The sun blinded him, turned everything around him into dark, looming shadows. He began to tremble, as if from cold.
Your mother died after about seven months. . . .
How she must have suffered!
Seven months
—and for what? For nothing. All those years he was looking for her, she was dead.
It’s all right, it will be all right, everything will be okay, trust me,
she had said. But she was dead. The sunlight caused tears to stream down his face, but he did not care anymore. He did not care what the Council saw or did not see. He could no longer make out even their shadows; they were irrelevant.

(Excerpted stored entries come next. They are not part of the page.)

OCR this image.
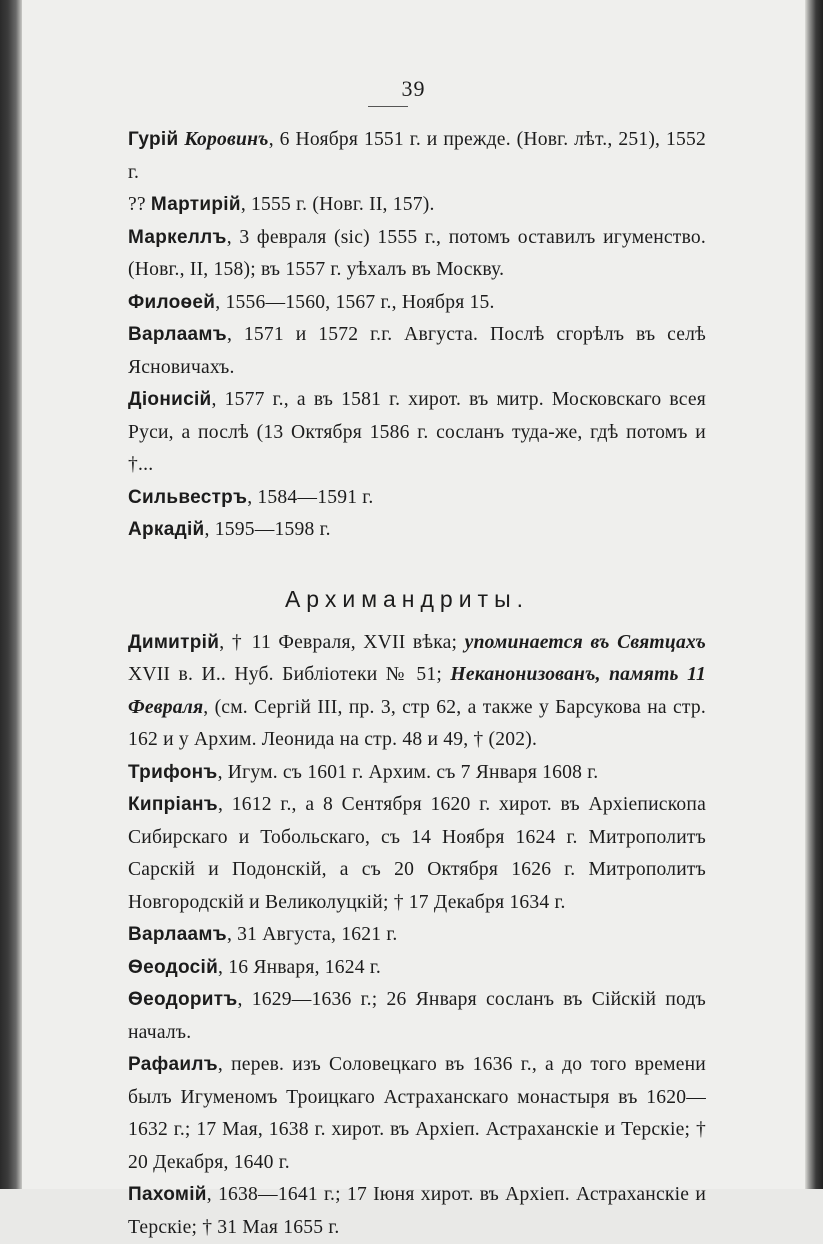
39

Гурій Коровинъ, 6 Ноября 1551 г. и прежде. (Новг. лѣт., 251), 1552 г.

?? Мартирій, 1555 г. (Новг. II, 157).

Маркеллъ, 3 февраля (sic) 1555 г., потомъ оставилъ игуменство. (Новг., II, 158); въ 1557 г. уѣхалъ въ Москву.

Филоѳей, 1556—1560, 1567 г., Ноября 15.

Варлаамъ, 1571 и 1572 г.г. Августа. Послѣ сгорѣлъ въ селѣ Ясновичахъ.

Діонисій, 1577 г., а въ 1581 г. хирот. въ митр. Московскаго всея Руси, а послѣ (13 Октября 1586 г. сосланъ туда-же, гдѣ потомъ и †...

Сильвестръ, 1584—1591 г.

Аркадій, 1595—1598 г.

Архимандриты.

Димитрій, † 11 Февраля, XVII вѣка; упоминается въ Святцахъ XVII в. И.. Нуб. Библіотеки № 51; Неканонизованъ, память 11 Февраля, (см. Сергій III, пр. 3, стр 62, а также у Барсукова на стр. 162 и у Архим. Леонида на стр. 48 и 49, † (202).

Трифонъ, Игум. съ 1601 г. Архим. съ 7 Января 1608 г.

Кипріанъ, 1612 г., а 8 Сентября 1620 г. хирот. въ Архіепископа Сибирскаго и Тобольскаго, съ 14 Ноября 1624 г. Митрополитъ Сарскій и Подонскій, а съ 20 Октября 1626 г. Митрополитъ Новгородскій и Великолуцкій; † 17 Декабря 1634 г.

Варлаамъ, 31 Августа, 1621 г.

Ѳеодосій, 16 Января, 1624 г.

Ѳеодоритъ, 1629—1636 г.; 26 Января сосланъ въ Сійскій подъ началъ.

Рафаилъ, перев. изъ Соловецкаго въ 1636 г., а до того времени былъ Игуменомъ Троицкаго Астраханскаго монастыря въ 1620—1632 г.; 17 Мая, 1638 г. хирот. въ Архіеп. Астраханскіе и Терскіе; † 20 Декабря, 1640 г.

Пахомій, 1638—1641 г.; 17 Іюня хирот. въ Архіеп. Астраханскіе и Терскіе; † 31 Мая 1655 г.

He saw nothing, felt nothing, heard no one, only the darkness surrounding and the voices of his past.
Arrested! Killed! What for?
Like a cascade of water, they washed over him.
Do you want them to take you too?
He shook his head, but voices hissed in his ear:
You like games, see how you like this one. . . .
He squeezed his eyes shut.
I’m afraid you’ve been sold. . . .
He put his hands to his temples to try to still them.
Are you so stupid you don’t even understand self-preservation?
He pleaded for silence, but a thunder roared in his head.
The price of disobedience is
death. . . .
His heartbeat pounded a rhythm into the cacophony.
Dona eis requiem. . . .
A sickening dizziness caused him to stumble.
Don’t let them kill you. . . .
Waves of grief and loneliness and death washed over him, suffocating him—he was drowning.
Were you tortured?
He could not stand them anymore.
Were you tortured?
Slowly, he turned and lowered himself to a sitting position, put his face in his hands, and wept.